Good post. Your little is adorable
I so need that robe! Great tips, too.
Something I need to work on is taking care of myself. I will run myself ragged to please my whole family first, it sometimes gets tiring!!
These are great lessons! Yes motherhood can be lonely and it is nice to be able to reach out to other moms! Thanks for sharing.
These pictures are beautiful and your advice is right on!
I wish I was more aware of ‘self’ when my kids were young! They’re teens now and I’m finally putting these things firmly in place.
Thank you for these tips! As a new mom, it’s easy to forget the simple things! 🙂
For me, Enjoy your Kids, is the best advice ever. I spent so many years trying to do everything perfectly that I wasn’t enjoying motherhood at all. Now, I have learned to let things go and live more int the moment, so that I can have fun with my children– laugh and play with them. It makes motherhood that much sweeter!
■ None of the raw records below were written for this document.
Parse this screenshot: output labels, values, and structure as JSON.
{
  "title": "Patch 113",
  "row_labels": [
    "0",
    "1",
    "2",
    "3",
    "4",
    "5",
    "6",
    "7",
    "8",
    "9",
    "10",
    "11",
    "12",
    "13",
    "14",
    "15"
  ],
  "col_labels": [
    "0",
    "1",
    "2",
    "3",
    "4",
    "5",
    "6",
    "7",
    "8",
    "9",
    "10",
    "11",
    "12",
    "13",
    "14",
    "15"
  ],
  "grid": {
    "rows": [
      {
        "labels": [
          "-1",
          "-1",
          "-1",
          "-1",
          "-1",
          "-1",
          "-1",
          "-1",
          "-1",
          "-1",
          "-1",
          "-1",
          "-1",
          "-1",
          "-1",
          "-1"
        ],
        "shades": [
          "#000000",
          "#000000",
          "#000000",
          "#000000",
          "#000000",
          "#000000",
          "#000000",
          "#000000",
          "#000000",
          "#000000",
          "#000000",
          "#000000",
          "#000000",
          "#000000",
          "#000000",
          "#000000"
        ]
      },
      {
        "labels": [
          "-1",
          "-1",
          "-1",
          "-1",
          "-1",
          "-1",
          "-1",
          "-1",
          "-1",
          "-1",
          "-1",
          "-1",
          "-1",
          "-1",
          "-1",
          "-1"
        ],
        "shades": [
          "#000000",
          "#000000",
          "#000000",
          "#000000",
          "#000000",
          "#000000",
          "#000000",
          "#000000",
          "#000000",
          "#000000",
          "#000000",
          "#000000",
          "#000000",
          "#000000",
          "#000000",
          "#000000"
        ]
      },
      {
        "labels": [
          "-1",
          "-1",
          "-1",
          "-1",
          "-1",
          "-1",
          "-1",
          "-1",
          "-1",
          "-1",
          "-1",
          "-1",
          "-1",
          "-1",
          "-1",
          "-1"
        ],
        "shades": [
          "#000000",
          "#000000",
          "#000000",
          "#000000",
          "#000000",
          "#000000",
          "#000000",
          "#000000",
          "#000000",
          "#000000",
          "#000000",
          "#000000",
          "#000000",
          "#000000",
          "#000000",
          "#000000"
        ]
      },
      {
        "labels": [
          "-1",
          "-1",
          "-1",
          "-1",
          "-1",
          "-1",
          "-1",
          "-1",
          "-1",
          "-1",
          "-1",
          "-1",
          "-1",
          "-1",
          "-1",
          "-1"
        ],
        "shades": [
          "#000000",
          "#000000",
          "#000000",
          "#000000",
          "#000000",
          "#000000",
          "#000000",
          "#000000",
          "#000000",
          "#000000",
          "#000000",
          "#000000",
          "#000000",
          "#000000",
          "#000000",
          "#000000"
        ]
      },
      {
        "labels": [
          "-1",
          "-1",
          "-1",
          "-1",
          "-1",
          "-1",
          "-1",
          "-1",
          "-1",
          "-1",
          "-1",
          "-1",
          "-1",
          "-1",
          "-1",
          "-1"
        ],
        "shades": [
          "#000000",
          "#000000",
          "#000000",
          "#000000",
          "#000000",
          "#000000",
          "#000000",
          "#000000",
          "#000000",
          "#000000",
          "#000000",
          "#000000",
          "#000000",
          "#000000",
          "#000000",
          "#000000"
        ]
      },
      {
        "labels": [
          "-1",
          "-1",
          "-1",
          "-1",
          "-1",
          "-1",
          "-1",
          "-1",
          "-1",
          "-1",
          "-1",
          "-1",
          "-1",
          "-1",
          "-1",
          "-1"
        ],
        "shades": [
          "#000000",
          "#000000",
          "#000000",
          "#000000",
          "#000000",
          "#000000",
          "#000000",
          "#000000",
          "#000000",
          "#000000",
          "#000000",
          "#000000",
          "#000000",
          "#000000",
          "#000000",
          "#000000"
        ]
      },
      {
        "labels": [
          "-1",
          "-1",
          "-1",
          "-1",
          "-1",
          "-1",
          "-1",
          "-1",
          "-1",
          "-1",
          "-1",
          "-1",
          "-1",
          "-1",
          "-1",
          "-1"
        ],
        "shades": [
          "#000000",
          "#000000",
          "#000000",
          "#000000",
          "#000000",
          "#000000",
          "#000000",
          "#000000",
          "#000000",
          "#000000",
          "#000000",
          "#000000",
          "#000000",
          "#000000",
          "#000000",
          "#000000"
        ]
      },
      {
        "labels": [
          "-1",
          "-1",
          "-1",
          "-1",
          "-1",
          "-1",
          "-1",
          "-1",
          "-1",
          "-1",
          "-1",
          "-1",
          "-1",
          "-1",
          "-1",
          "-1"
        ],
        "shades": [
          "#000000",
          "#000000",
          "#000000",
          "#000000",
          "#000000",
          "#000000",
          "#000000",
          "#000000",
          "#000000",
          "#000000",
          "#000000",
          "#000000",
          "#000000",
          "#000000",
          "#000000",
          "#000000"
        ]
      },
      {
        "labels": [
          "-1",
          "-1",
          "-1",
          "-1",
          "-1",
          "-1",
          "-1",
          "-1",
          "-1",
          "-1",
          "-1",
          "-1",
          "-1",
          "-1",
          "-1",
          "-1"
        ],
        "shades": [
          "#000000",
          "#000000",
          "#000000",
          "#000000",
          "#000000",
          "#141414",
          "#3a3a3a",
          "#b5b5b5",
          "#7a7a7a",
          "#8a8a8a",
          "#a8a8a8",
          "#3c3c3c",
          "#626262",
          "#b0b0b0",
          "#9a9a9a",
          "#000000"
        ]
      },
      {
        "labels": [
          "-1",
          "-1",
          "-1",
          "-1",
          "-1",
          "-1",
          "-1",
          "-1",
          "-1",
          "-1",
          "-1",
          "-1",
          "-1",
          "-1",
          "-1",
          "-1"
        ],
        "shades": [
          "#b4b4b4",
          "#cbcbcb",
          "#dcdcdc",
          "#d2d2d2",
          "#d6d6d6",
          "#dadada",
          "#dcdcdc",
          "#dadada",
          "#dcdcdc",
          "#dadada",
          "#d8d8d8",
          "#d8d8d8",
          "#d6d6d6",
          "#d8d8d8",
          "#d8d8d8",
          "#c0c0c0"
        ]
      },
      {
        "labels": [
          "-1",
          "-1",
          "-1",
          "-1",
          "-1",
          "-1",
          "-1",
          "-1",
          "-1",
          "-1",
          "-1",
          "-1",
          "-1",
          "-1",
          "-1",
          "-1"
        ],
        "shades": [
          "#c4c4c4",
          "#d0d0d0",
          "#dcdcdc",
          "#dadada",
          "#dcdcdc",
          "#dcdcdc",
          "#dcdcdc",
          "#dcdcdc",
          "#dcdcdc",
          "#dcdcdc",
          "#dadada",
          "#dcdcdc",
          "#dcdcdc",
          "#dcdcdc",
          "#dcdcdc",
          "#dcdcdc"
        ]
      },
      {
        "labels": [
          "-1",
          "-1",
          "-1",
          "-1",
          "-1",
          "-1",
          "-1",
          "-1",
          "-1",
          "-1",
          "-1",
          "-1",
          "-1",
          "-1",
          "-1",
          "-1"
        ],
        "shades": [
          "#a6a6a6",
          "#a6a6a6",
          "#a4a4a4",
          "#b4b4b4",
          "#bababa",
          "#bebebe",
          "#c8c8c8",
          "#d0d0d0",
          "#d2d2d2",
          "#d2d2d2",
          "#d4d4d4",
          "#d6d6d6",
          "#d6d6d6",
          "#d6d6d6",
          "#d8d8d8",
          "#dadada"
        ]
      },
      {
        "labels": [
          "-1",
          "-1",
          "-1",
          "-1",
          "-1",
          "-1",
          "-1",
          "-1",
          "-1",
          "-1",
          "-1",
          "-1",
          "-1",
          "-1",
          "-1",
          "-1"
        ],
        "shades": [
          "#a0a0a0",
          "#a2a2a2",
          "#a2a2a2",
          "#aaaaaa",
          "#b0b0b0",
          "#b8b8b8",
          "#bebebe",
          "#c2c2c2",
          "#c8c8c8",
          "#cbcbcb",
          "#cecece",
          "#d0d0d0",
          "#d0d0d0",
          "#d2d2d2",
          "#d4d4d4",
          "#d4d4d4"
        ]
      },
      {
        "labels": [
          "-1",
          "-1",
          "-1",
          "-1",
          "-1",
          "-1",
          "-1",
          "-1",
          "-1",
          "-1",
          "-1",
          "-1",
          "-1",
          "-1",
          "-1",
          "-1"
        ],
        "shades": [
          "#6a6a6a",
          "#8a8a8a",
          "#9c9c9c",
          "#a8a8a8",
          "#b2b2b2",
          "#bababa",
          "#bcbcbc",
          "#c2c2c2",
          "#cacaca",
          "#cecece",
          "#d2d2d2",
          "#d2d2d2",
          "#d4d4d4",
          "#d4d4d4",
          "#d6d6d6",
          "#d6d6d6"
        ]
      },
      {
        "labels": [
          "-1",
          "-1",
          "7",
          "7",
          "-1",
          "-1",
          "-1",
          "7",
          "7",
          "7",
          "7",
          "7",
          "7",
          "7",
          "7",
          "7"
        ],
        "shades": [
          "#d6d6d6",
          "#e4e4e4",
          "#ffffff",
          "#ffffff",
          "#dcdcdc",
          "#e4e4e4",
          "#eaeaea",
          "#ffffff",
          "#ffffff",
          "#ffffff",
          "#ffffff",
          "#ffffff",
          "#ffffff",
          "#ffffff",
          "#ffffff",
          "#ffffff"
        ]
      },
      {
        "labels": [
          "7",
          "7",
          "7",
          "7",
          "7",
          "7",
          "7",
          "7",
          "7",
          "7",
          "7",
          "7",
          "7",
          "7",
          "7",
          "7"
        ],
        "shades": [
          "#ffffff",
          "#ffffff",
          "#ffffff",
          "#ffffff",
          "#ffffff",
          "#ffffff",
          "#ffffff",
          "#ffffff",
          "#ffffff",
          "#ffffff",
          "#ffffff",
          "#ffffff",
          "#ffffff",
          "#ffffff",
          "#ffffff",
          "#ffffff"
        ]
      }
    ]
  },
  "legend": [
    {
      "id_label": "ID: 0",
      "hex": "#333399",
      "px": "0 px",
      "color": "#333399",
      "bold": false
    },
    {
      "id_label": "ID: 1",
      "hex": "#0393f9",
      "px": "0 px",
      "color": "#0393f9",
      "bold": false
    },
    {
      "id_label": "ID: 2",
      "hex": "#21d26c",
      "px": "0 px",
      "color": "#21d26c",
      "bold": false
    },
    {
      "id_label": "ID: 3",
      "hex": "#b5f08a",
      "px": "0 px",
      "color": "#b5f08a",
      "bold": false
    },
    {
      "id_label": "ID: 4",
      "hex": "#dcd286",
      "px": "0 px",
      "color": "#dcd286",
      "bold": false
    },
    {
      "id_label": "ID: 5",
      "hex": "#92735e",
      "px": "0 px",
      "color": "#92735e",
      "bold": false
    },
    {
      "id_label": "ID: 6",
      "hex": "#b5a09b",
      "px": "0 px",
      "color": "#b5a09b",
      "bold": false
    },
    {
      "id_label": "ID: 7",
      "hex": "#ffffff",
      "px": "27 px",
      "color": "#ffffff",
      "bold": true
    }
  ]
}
Great list and so challenging not to compare yourself to others!
Comparisons are the worse! Learning to ignore them early on makes all of motherhood so much easier. Thanks for sharing your story!
I love this post. Parenting is a crazy roller coaster of emotions. I wouldn’t change it for the world. But it is so very important to take care of yourself so you can take care of others. If you get in the slump, it’s hard to motivate yourself. These little cuties need their moms. I love the quote you used in the beginning!